How to lodge an annual fire safety statement in NSW

A step-by-step of the AFSS process, from booking the assessment to giving the signed statement to your council and Fire and Rescue NSW.

Lodging an AFSS is a sequence, and the order matters because the assessment has to be current when the statement is signed. Here is the process most owners and strata managers follow.

1. Find your due date and schedule

Check the anniversary date on your previous statement; that is your annual due date. Get a current copy of your building's fire safety schedule so you know exactly which measures have to be assessed.

2. Engage an accredited practitioner

Book an accredited practitioner (fire safety) to assess the measures. Do this early, ideally around three months before the due date, because the assessment must be carried out within the three months before the statement is issued, and you may need time to rectify faults.

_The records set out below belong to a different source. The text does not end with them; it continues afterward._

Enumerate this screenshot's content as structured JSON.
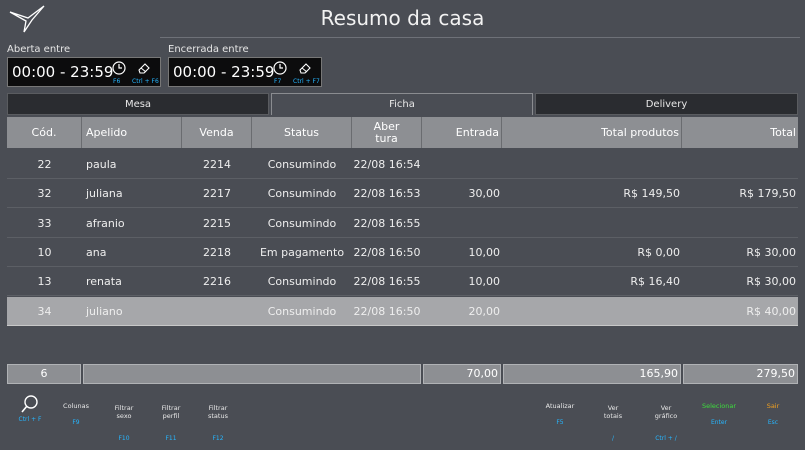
{
  "page_title": "Resumo da casa",
  "filters": {
    "opened": {
      "label": "Aberta entre",
      "value": "00:00 - 23:59",
      "key_time": "F6",
      "key_clear": "Ctrl + F6"
    },
    "closed": {
      "label": "Encerrada entre",
      "value": "00:00 - 23:59",
      "key_time": "F7",
      "key_clear": "Ctrl + F7"
    }
  },
  "tabs": [
    "Mesa",
    "Ficha",
    "Delivery"
  ],
  "columns": [
    "Cód.",
    "Apelido",
    "Venda",
    "Status",
    "Aber\ntura",
    "Entrada",
    "Total produtos",
    "Total"
  ],
  "rows": [
    [
      "22",
      "paula",
      "2214",
      "Consumindo",
      "22/08 16:54",
      "",
      "",
      ""
    ],
    [
      "32",
      "juliana",
      "2217",
      "Consumindo",
      "22/08 16:53",
      "30,00",
      "R$ 149,50",
      "R$ 179,50"
    ],
    [
      "33",
      "afranio",
      "2215",
      "Consumindo",
      "22/08 16:55",
      "",
      "",
      ""
    ],
    [
      "10",
      "ana",
      "2218",
      "Em pagamento",
      "22/08 16:50",
      "10,00",
      "R$ 0,00",
      "R$ 30,00"
    ],
    [
      "13",
      "renata",
      "2216",
      "Consumindo",
      "22/08 16:55",
      "10,00",
      "R$ 16,40",
      "R$ 30,00"
    ],
    [
      "34",
      "juliano",
      "",
      "Consumindo",
      "22/08 16:50",
      "20,00",
      "",
      "R$ 40,00"
    ]
  ],
  "totals": {
    "count": "6",
    "entrada": "70,00",
    "produtos": "165,90",
    "total": "279,50"
  },
  "toolbar": [
    {
      "label": "",
      "key": "Ctrl + F",
      "icon": "search-icon"
    },
    {
      "label": "Colunas",
      "key": "F9"
    },
    {
      "label": "Filtrar\nsexo",
      "key": "F10"
    },
    {
      "label": "Filtrar\nperfil",
      "key": "F11"
    },
    {
      "label": "Filtrar\nstatus",
      "key": "F12"
    },
    {
      "label": "Atualizar",
      "key": "F5"
    },
    {
      "label": "Ver\ntotais",
      "key": "/"
    },
    {
      "label": "Ver\ngráfico",
      "key": "Ctrl + /"
    },
    {
      "label": "Selecionar",
      "key": "Enter",
      "color": "#3ddc3d"
    },
    {
      "label": "Sair",
      "key": "Esc",
      "color": "#f0a020"
    }
  ]
}
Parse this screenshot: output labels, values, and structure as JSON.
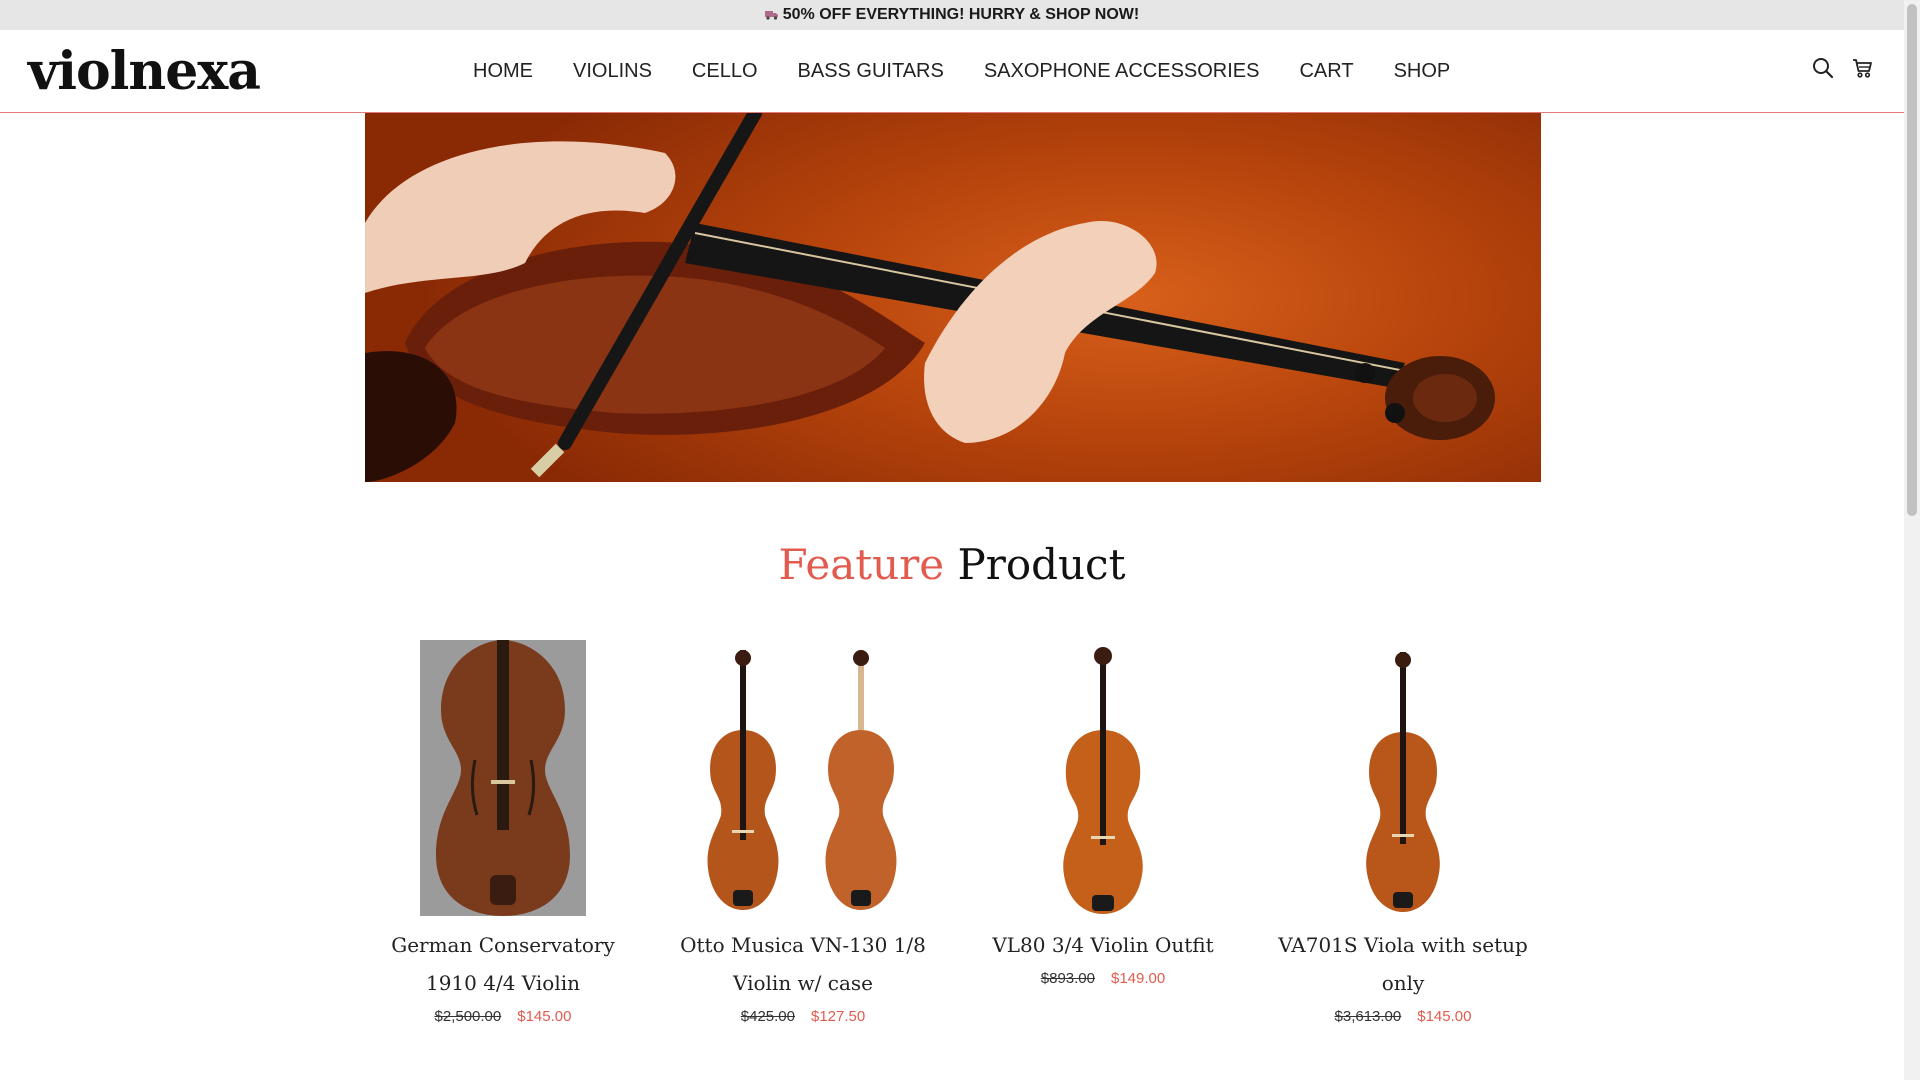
{
  "announcement": {
    "icon": "truck-icon",
    "text": "50% OFF EVERYTHING! HURRY & SHOP NOW!"
  },
  "header": {
    "logo": "violnexa",
    "nav": [
      "HOME",
      "VIOLINS",
      "CELLO",
      "BASS GUITARS",
      "SAXOPHONE ACCESSORIES",
      "CART",
      "SHOP"
    ],
    "icons": [
      "search-icon",
      "cart-icon"
    ]
  },
  "hero": {
    "image": "violin-player-hero-image"
  },
  "featured": {
    "title_accent": "Feature",
    "title_rest": " Product",
    "products": [
      {
        "name": "German Conservatory 1910 4/4 Violin",
        "old_price": "$2,500.00",
        "price": "$145.00"
      },
      {
        "name": "Otto Musica VN-130 1/8 Violin w/ case",
        "old_price": "$425.00",
        "price": "$127.50"
      },
      {
        "name": "VL80 3/4 Violin Outfit",
        "old_price": "$893.00",
        "price": "$149.00"
      },
      {
        "name": "VA701S Viola with setup only",
        "old_price": "$3,613.00",
        "price": "$145.00"
      }
    ]
  },
  "colors": {
    "accent": "#e15c4f",
    "announcement_bg": "#e6e6e6",
    "header_border": "#e27b7b",
    "hero_orange": "#c9510f"
  }
}
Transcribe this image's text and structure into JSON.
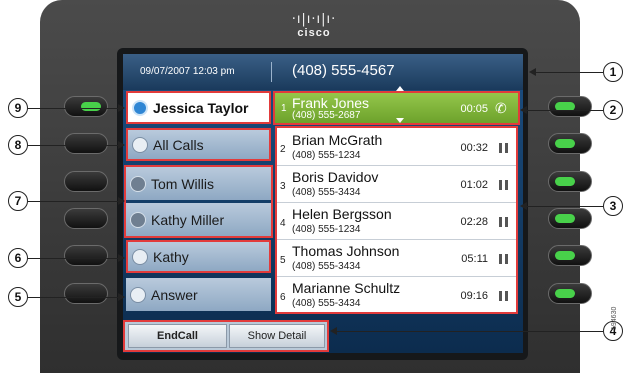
{
  "brand": {
    "bars": "·ı|ı·ı|ı·",
    "name": "cisco"
  },
  "header": {
    "datetime": "09/07/2007 12:03 pm",
    "line_number": "(408) 555-4567"
  },
  "line_keys": [
    {
      "label": "Jessica Taylor",
      "icon": "phone-blue-icon"
    },
    {
      "label": "All Calls",
      "icon": "all-calls-icon"
    },
    {
      "label": "Tom Willis",
      "icon": "handset-icon"
    },
    {
      "label": "Kathy Miller",
      "icon": "handset-icon"
    },
    {
      "label": "Kathy",
      "icon": "speed-dial-icon"
    },
    {
      "label": "Answer",
      "icon": "answer-icon"
    }
  ],
  "calls": [
    {
      "index": "1",
      "name": "Frank Jones",
      "number": "(408) 555-2687",
      "time": "00:05",
      "state": "active"
    },
    {
      "index": "2",
      "name": "Brian McGrath",
      "number": "(408) 555-1234",
      "time": "00:32",
      "state": "hold"
    },
    {
      "index": "3",
      "name": "Boris Davidov",
      "number": "(408) 555-3434",
      "time": "01:02",
      "state": "hold"
    },
    {
      "index": "4",
      "name": "Helen Bergsson",
      "number": "(408) 555-1234",
      "time": "02:28",
      "state": "hold"
    },
    {
      "index": "5",
      "name": "Thomas Johnson",
      "number": "(408) 555-3434",
      "time": "05:11",
      "state": "hold"
    },
    {
      "index": "6",
      "name": "Marianne Schultz",
      "number": "(408) 555-3434",
      "time": "09:16",
      "state": "hold"
    }
  ],
  "softkeys": {
    "end_call": "EndCall",
    "show_detail": "Show Detail"
  },
  "callouts": [
    "1",
    "2",
    "3",
    "4",
    "5",
    "6",
    "7",
    "8",
    "9"
  ],
  "figure_id": "194630",
  "colors": {
    "active_call": "#7fb33a",
    "callout_outline": "#e23b3b",
    "led": "#48d14a",
    "screen": "#123f6b"
  }
}
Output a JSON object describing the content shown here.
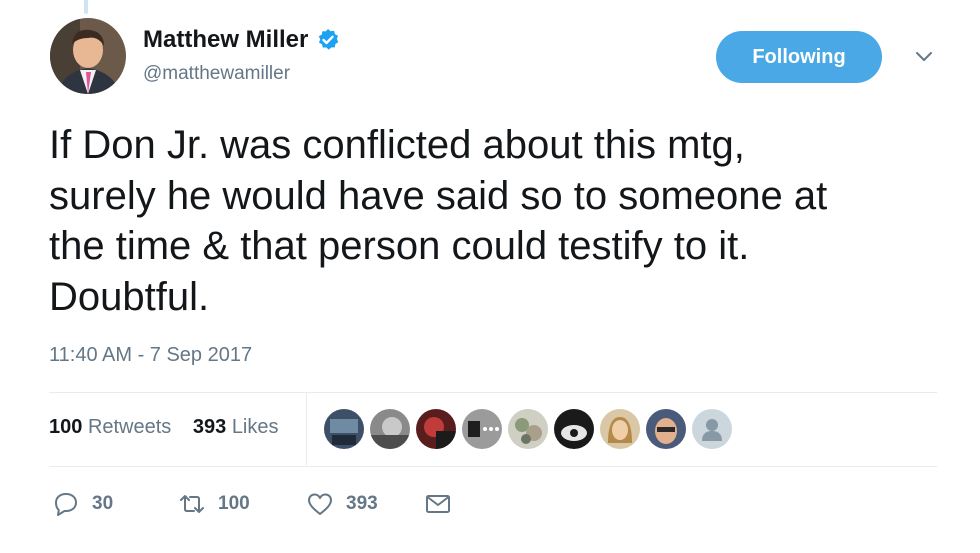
{
  "tweet": {
    "author": {
      "name": "Matthew Miller",
      "handle": "@matthewamiller",
      "verified": true
    },
    "follow_button": "Following",
    "lines": [
      "If Don Jr. was conflicted about this mtg,",
      "surely he would have said so to someone at",
      "the time & that person could testify to it.",
      "Doubtful."
    ],
    "timestamp": "11:40 AM - 7 Sep 2017",
    "stats": {
      "retweets_count": "100",
      "retweets_label": "Retweets",
      "likes_count": "393",
      "likes_label": "Likes"
    },
    "actions": {
      "reply_count": "30",
      "retweet_count": "100",
      "like_count": "393"
    }
  },
  "icons": [
    "verified-badge-icon",
    "chevron-down-icon",
    "reply-icon",
    "retweet-icon",
    "like-icon",
    "direct-message-icon"
  ],
  "colors": {
    "accent": "#4aa8e6",
    "text": "#14171a",
    "secondary": "#657786",
    "divider": "#e6ecf0"
  }
}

3. Assess, rectify, re-inspect

The practitioner inspects each measure against its scheduled standard. Anything that fails has to be repaired and re-checked. The statement can only certify measures that actually perform, so rectification happens before signing, not after.

4. Owner declares and signs

The owner, or a nominated agent such as a strata managing agent, completes the owner's declaration and signs the statement. The person who signs the declaration must not have been involved in the assessment.

5. Lodge with council and Fire and Rescue NSW

Give the signed statement to your local council and to Fire and Rescue NSW. Many councils accept lodgement through the NSW Planning Portal or their own online process; Fire and Rescue NSW has a lodgement path as well. Display a copy of the current statement and schedule prominently in the building. Lodge promptly, within about a week of signing, so the assessment stays current on the record.

Sources

  • Environmental Planning and Assessment (Development Certification and Fire Safety) Regulation 2021 (NSW).
  • NSW Planning Portal, fire safety certification.
  • Fire and Rescue NSW, annual fire safety statements.

This is general information, not legal or compliance advice. Confirm current requirements and figures with your council and the FPAA register.